L’ultimo, e il ventunesimo, romanzo della Allende, L’amante giapponese, non è da meno.
La sua stesura era iniziata un fantomatico 8 gennaio, data scelta dall’autrice per un’abitudine cabalistica che ha accompagnato tutti i suoi precedenti romanzi. Un piccolo vizio glielo si può pur concedere a questa autrice che ha alle spalle cifre da record e che oggi, a 74 anni, dopo il recente divorzio dal marito e la morte dell’amato cagnolino, dichiara di sentirsi incredibilmente sola, ma anche pronta a una nuova rinascita.
Ma veniamo al libro.
“L’amante giapponese” racconta in contemporanea le vicende di due coppie: una in età avanzata e l’altra invece agli inizi della gioventù.
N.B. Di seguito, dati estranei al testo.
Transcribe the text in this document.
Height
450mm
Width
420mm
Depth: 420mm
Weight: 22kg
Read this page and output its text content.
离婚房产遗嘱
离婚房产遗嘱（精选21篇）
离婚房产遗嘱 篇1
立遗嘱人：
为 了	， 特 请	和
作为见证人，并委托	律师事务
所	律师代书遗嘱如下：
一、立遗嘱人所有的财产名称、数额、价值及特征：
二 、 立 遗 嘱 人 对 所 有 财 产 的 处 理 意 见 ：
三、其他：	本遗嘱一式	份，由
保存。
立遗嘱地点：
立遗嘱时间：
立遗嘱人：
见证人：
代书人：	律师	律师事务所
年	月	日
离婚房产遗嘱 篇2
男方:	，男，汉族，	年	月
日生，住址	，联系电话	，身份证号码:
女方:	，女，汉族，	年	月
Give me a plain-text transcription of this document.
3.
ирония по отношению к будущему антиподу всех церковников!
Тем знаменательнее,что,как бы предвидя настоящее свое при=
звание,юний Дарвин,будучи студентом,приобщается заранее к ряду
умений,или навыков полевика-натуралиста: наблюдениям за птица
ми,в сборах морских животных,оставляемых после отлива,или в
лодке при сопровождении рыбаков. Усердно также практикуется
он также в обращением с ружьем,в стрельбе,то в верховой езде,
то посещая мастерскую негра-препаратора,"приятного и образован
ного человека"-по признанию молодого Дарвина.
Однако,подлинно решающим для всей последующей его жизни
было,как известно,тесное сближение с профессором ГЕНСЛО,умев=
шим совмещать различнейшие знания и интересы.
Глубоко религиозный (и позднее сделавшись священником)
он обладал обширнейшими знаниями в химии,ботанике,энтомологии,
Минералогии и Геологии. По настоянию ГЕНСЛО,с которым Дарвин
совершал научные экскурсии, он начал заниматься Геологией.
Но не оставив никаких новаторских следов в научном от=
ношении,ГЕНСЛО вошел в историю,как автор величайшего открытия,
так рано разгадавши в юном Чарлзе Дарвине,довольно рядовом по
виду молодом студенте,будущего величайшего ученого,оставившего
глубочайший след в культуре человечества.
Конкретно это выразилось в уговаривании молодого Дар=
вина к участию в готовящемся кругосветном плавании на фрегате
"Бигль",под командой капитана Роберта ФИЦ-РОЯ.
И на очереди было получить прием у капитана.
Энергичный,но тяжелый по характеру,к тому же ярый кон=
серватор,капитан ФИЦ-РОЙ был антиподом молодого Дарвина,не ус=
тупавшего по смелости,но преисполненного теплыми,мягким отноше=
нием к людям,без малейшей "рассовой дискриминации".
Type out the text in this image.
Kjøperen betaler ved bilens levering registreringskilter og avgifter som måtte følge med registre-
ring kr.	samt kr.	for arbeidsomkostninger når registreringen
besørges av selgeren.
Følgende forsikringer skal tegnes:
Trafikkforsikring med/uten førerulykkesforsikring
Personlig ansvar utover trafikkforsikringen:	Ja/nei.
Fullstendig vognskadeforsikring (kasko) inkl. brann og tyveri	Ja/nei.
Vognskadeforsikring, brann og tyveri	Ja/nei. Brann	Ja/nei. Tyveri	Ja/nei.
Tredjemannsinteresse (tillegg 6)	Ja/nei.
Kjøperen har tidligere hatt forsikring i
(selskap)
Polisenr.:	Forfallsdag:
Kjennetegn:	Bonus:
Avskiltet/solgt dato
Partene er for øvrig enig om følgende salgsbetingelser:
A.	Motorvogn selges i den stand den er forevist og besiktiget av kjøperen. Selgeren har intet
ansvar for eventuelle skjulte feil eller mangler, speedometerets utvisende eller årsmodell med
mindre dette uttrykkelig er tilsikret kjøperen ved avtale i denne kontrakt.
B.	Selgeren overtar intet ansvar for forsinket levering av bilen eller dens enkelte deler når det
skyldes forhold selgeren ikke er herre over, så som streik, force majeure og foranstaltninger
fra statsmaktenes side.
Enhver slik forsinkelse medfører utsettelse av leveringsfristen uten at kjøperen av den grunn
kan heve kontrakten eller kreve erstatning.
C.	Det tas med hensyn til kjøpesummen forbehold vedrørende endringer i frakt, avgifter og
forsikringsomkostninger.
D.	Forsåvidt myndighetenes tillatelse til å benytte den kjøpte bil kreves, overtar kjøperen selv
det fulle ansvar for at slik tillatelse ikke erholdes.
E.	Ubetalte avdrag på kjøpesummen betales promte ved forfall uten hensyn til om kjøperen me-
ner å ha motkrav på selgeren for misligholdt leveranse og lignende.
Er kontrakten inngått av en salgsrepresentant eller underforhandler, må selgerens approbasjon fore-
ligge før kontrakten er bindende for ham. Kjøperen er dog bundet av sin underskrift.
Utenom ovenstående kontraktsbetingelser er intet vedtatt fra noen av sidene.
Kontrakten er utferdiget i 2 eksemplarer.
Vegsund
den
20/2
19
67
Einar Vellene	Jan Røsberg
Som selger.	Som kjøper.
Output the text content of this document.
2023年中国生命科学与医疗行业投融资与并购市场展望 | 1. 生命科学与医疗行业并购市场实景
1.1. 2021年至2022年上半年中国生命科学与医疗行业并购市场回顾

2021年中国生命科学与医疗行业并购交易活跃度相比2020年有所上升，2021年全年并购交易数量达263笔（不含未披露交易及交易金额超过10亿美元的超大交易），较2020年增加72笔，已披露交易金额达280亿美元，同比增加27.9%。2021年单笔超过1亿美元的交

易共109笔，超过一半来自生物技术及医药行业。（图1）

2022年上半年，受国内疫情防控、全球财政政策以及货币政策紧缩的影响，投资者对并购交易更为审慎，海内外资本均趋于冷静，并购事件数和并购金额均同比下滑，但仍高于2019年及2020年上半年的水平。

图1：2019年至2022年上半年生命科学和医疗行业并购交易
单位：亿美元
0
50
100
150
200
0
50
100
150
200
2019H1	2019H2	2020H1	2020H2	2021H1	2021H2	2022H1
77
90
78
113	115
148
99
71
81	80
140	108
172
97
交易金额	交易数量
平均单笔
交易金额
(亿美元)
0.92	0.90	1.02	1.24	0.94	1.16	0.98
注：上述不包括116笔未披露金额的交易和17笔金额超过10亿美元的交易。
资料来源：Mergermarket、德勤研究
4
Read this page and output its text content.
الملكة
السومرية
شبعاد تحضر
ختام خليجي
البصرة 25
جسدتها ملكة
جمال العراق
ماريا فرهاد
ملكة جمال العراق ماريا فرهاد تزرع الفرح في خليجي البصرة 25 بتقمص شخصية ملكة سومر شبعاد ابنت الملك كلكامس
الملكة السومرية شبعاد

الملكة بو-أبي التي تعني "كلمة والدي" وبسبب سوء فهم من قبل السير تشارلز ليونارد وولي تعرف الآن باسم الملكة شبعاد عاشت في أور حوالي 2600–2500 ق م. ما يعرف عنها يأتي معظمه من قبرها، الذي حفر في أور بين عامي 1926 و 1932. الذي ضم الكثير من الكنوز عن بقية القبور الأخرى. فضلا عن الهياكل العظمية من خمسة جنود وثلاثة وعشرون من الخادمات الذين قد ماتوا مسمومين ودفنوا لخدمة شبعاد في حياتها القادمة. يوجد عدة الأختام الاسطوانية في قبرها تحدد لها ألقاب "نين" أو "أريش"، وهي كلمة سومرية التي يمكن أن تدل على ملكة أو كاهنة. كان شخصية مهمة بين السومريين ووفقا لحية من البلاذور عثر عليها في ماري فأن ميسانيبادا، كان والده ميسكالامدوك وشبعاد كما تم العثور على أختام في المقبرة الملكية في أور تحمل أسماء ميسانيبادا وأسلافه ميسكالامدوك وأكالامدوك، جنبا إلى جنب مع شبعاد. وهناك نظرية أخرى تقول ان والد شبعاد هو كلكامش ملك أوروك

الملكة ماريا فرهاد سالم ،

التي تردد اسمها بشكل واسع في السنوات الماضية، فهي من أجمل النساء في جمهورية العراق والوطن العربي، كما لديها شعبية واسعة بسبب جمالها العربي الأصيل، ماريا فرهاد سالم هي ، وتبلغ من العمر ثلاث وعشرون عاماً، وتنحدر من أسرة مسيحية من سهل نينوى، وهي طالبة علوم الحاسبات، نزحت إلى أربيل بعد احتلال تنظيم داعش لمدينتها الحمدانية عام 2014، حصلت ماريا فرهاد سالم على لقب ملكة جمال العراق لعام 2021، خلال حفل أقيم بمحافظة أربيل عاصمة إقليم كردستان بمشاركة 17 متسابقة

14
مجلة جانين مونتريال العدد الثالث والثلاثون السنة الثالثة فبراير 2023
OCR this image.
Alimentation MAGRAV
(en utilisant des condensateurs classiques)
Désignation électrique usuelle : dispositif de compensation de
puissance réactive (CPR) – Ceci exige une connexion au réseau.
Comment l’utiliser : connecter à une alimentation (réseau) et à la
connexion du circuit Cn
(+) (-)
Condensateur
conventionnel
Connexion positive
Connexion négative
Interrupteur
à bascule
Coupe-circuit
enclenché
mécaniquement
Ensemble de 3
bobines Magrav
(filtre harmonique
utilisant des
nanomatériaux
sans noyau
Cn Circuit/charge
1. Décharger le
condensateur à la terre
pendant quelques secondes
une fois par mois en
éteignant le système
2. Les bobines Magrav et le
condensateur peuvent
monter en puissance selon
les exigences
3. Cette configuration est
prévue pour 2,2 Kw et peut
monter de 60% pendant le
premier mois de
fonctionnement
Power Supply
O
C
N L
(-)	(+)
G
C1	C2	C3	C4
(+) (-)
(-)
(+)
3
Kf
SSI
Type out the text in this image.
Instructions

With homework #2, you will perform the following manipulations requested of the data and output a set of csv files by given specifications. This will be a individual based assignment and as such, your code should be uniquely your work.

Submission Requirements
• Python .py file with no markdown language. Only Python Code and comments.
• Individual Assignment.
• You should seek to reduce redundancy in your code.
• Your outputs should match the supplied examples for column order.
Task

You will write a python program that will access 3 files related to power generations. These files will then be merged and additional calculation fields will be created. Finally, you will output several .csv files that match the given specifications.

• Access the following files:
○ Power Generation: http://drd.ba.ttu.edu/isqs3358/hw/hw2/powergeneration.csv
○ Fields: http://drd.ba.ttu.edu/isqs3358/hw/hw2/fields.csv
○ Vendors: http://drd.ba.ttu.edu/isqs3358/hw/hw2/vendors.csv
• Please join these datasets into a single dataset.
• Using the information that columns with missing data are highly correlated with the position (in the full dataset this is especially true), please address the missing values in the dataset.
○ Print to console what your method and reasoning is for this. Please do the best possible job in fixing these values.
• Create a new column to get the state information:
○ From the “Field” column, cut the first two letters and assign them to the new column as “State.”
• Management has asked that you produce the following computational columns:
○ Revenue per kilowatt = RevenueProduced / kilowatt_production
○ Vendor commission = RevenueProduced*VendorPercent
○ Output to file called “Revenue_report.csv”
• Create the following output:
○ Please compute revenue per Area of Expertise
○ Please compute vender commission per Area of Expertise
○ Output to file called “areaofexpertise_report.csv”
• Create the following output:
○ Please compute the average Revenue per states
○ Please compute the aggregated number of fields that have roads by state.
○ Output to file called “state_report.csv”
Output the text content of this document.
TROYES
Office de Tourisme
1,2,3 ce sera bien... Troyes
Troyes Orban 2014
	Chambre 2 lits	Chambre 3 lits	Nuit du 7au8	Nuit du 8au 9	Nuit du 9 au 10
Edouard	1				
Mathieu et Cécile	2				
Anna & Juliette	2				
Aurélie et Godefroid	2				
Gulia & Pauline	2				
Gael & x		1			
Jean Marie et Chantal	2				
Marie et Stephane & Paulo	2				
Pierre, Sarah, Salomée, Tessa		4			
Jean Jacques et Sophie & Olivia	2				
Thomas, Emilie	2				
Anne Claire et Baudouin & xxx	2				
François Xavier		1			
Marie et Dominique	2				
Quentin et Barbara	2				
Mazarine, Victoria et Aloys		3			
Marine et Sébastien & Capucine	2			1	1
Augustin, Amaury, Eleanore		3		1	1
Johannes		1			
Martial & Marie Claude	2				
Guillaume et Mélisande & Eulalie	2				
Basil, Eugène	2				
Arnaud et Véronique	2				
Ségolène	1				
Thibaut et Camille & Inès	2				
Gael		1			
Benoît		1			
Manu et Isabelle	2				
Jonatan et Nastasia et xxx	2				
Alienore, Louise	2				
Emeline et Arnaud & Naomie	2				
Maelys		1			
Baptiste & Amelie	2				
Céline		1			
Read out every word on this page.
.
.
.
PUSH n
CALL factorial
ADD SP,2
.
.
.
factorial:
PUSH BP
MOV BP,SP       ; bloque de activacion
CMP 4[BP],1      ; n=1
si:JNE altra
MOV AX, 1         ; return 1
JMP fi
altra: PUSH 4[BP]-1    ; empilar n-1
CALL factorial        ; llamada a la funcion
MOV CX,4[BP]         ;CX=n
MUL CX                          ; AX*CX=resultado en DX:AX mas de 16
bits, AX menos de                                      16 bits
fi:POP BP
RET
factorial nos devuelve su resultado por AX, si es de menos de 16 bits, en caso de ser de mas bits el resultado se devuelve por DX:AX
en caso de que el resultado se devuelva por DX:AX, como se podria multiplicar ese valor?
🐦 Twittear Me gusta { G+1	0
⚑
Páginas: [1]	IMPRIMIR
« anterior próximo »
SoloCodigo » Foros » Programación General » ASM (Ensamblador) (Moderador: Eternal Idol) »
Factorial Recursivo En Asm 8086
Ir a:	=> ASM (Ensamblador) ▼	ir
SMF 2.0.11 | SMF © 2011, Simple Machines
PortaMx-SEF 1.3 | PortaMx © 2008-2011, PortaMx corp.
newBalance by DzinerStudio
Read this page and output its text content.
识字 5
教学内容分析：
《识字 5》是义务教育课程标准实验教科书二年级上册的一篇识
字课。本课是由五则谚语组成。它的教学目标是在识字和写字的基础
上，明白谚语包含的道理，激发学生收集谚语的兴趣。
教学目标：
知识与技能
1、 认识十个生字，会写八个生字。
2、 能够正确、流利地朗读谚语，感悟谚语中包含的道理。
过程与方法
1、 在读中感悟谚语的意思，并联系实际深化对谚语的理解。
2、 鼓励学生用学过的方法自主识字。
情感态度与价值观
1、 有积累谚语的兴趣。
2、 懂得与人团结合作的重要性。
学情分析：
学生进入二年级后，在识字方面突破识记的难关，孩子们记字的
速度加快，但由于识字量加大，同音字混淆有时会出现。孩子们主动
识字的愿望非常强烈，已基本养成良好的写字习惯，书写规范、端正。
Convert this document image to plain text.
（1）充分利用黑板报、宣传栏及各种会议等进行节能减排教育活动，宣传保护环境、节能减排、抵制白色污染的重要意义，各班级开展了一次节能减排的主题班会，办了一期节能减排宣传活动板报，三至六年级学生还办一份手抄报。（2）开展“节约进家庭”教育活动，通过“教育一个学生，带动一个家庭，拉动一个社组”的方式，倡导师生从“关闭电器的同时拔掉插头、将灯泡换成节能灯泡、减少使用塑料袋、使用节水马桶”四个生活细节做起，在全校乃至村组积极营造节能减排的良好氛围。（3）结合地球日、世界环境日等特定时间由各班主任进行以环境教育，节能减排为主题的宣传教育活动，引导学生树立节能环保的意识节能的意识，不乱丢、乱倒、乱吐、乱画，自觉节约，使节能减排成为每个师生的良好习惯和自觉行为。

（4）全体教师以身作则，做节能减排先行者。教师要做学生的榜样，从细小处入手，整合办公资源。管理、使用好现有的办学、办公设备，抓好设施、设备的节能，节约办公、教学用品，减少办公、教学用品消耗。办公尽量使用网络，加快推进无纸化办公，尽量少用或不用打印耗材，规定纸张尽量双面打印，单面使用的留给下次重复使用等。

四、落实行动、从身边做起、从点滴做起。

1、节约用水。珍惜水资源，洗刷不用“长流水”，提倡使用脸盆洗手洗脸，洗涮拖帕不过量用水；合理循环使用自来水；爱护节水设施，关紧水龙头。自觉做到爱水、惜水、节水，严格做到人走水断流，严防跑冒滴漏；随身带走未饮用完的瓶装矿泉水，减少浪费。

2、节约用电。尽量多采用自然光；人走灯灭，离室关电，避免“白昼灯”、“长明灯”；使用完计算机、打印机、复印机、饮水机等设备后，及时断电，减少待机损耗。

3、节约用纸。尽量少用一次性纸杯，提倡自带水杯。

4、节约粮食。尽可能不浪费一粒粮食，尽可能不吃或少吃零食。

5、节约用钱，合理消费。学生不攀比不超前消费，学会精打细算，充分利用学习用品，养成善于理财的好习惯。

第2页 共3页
Tempo e luogo di mischiano sulla scena di una casa di riposo di San Francisco, dove la giovane impiegata moldava Irina diventa assistente personale di Alma, un’anziana e ricca ospite del centro e perno tra presente e passato. E’ Alma a raccontare a Irina di questo “amante giapponese” del titolo, che altro non è che il grande amore della sua vita, perduto, ritrovato e riperduto sullo sfondo della Seconda Guerra mondiale e dei campi di prigionia.
Con un continuo salto tra passato e presente, si alternano vicende di vita e di vecchiaia, che appartengono alla quotidianità di tutti gli esseri umani.
Nel frattempo la Allende si gode il meritato riposo, almeno fino a questo 8 gennaio, quando magari inizierà un nuovo romanzo.